When Buffalo Bill's Wild West show traveled to Paris in 1889, the New York Times reported that the exhibition would be ""managed to suit French ideas."" But where had those ""French ideas"" of the American West come from? And how had they, in turn, shaped the notions of ""cowboys and Indians"" that captivated the French imagination during the Gilded Age? In Transnational Frontiers, Emily C. Burns maps the complex fin-de-siecle cultural exchanges that revealed, defined, and altered images of the American West. This lavishly illustrated visual history shows how American artists, writers, and tourists traveling to France exported the dominant frontier narrative that presupposed manifest destiny - and how Native American performers with Buffalo Bill's Wild West and other traveling groups challenged that view. Many French artists and illustrators plied this imagery as well. At the 1900 World's Fair in Paris, sculptures of American cowboys conjured a dynamic and adventurous West, while portraits of American Indians on vases evoked an indigenous people frozen in primitivity.

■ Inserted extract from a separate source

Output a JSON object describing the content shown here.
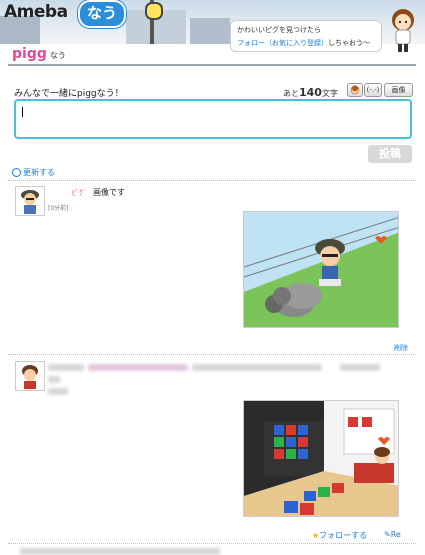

At the same time, representations of Lakota performers, as well as the performers themselves, deftly negotiated the politics of American Indian assimilation and sought alternative spaces abroad. For French artists and enthusiasts, the West served as a fulcrum for the construction of an American cultural identity, offering a chance to debate ideas of primitivism and masculinity that bolstered their own colonialist discourses. By examining this process, Burns reveals the interconnections between American western art and Franco-American artistic exchange between 1865 and 1915.